Landowners are legally responsible for injuries that occur due to dangerous conditions on their property. In typical premises liability claims, landowners are held accountable for failing to remedy dangerous conditions on their property and/or for failing to warn others of those dangerous conditions.
Premises liability for minors
The attractive nuisance doctrine holds landowners to a stricter standard when a dangerous condition on their land is an object likely to attract children. In such a case, landowners must ensure children’s safety. Landowners who fail to keep a child away from dangerous, yet attractive, objects may be liable for that child’s resulting injuries or death.
The doctrine exists because children are unable to appreciate the risks posed by certain dangerous objects. Young children may look at something like a toxic chemical plant and see it as a brightly colored playground; likewise, things such as heavy machinery, trampolines, swimming pools, treehouses, and vicious animals will also attract children who are unable to appreciate the very real dangers they pose.

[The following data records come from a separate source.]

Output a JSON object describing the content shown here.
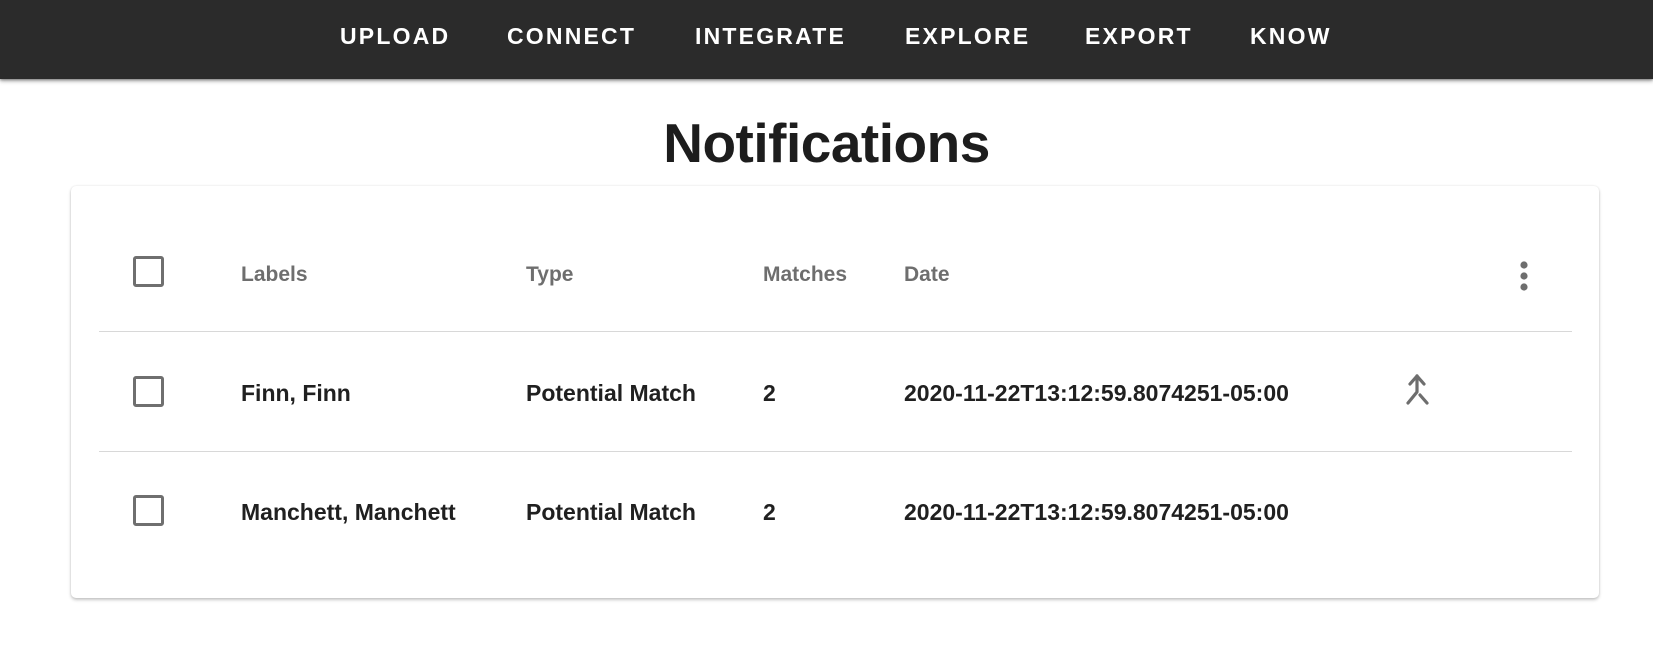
{
  "nav": {
    "items": [
      "UPLOAD",
      "CONNECT",
      "INTEGRATE",
      "EXPLORE",
      "EXPORT",
      "KNOW"
    ],
    "background": "#2b2b2b"
  },
  "page": {
    "title": "Notifications"
  },
  "table": {
    "headers": {
      "labels": "Labels",
      "type": "Type",
      "matches": "Matches",
      "date": "Date"
    },
    "header_actions_icon": "more-vert-icon",
    "rows": [
      {
        "labels": "Finn, Finn",
        "type": "Potential Match",
        "matches": "2",
        "date": "2020-11-22T13:12:59.8074251-05:00",
        "action_icon": "merge-icon"
      },
      {
        "labels": "Manchett, Manchett",
        "type": "Potential Match",
        "matches": "2",
        "date": "2020-11-22T13:12:59.8074251-05:00"
      }
    ]
  }
}
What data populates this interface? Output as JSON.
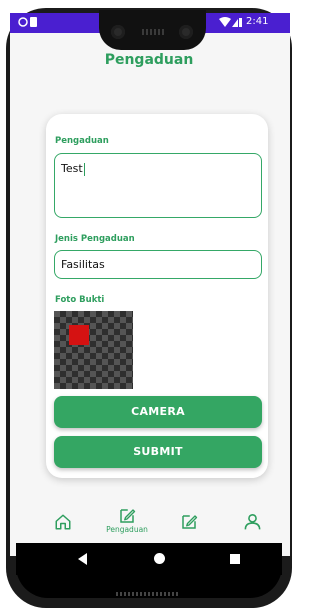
{
  "status_bar": {
    "time": "2:41"
  },
  "page": {
    "title": "Pengaduan"
  },
  "form": {
    "pengaduan_label": "Pengaduan",
    "pengaduan_value": "Test",
    "jenis_label": "Jenis Pengaduan",
    "jenis_value": "Fasilitas",
    "foto_label": "Foto Bukti",
    "camera_button": "CAMERA",
    "submit_button": "SUBMIT"
  },
  "bottom_nav": {
    "items": [
      {
        "icon": "home-icon",
        "label": ""
      },
      {
        "icon": "edit-icon",
        "label": "Pengaduan"
      },
      {
        "icon": "edit-icon",
        "label": ""
      },
      {
        "icon": "person-icon",
        "label": ""
      }
    ]
  },
  "colors": {
    "accent": "#34a663",
    "statusbar": "#4a1fd0"
  }
}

Whether a child was trespassing does not preclude a claim
On first glance, many attractive nuisance claims seem like they would be precluded by the fact that the child was trespassing onto the property where they were injured. However, this is not the case in Texas.

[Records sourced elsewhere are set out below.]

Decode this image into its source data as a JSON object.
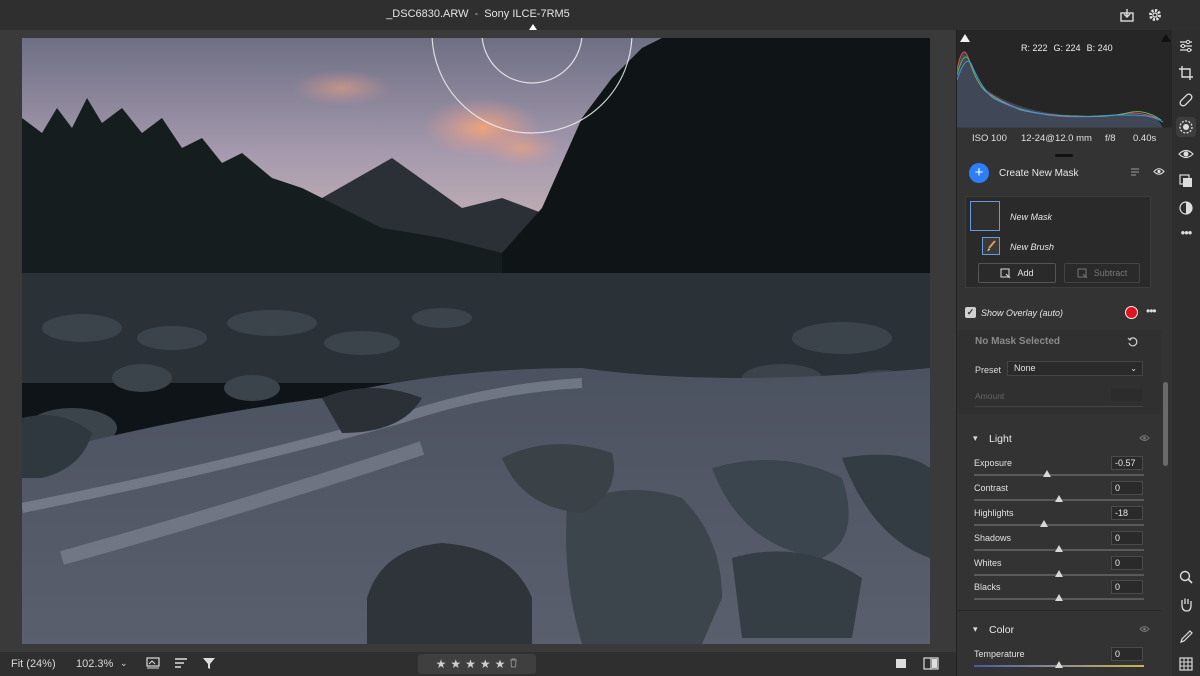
{
  "window": {
    "filename": "_DSC6830.ARW",
    "separator": "-",
    "camera": "Sony ILCE-7RM5"
  },
  "top_icons": [
    "export-icon",
    "gear-icon"
  ],
  "histogram": {
    "r_label": "R: 222",
    "g_label": "G: 224",
    "b_label": "B: 240"
  },
  "exif": {
    "iso": "ISO 100",
    "lens": "12-24@12.0 mm",
    "aperture": "f/8",
    "shutter": "0.40s"
  },
  "masking": {
    "create_label": "Create New Mask",
    "plus": "+",
    "mask_name": "New Mask",
    "brush_name": "New Brush",
    "add_label": "Add",
    "subtract_label": "Subtract",
    "overlay_label": "Show Overlay (auto)",
    "overlay_color": "#e0141e",
    "more": "•••"
  },
  "no_mask": {
    "title": "No Mask Selected",
    "preset_label": "Preset",
    "preset_value": "None",
    "amount_label": "Amount"
  },
  "light": {
    "title": "Light",
    "sliders": [
      {
        "label": "Exposure",
        "value": "-0.57",
        "position": 0.43
      },
      {
        "label": "Contrast",
        "value": "0",
        "position": 0.5
      },
      {
        "label": "Highlights",
        "value": "-18",
        "position": 0.41
      },
      {
        "label": "Shadows",
        "value": "0",
        "position": 0.5
      },
      {
        "label": "Whites",
        "value": "0",
        "position": 0.5
      },
      {
        "label": "Blacks",
        "value": "0",
        "position": 0.5
      }
    ]
  },
  "color": {
    "title": "Color",
    "sliders": [
      {
        "label": "Temperature",
        "value": "0",
        "position": 0.5
      }
    ]
  },
  "bottom": {
    "fit_label": "Fit (24%)",
    "zoom_label": "102.3%",
    "stars": [
      "★",
      "★",
      "★",
      "★",
      "★"
    ]
  },
  "tools": [
    "edit-icon",
    "crop-icon",
    "heal-icon",
    "mask-icon",
    "redeye-icon",
    "layers-icon",
    "presets-icon",
    "more-icon",
    "zoom-icon",
    "hand-icon",
    "sampler-icon",
    "grid-icon"
  ]
}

Texas law gives the attractive object the legal effect of being an invitation to children to come onto the land. Thus, if there are no effective barriers keeping children from accessing the object, they are not considered to be trespassers when the attractive nuisance doctrine is implicated.
Five legal considerations
Courts look at these five factors when determining the applicability of an attractive nuisance claim:
- The landowner’s knowledge of whether child trespassing is likely in the place where the condition exists
- The landowner’s knowledge of whether the object involves unreasonable risk of death or serious bodily harm to children
- Whether children would not realize the potential risks involved with the dangerous object
- The landowner’s utility of the dangerous object compared to the burden of mitigating its risk to children
- Whether the landowner used reasonable care in protecting children from the danger
One of the more common situations where the attractive nuisance doctrine is implicated involves a child drowning to death in a swimming pool because the pool was not properly fenced off. Under such circumstances, it only makes sense to hold landowners accountable for failing to do the bare minimum to keep children safe.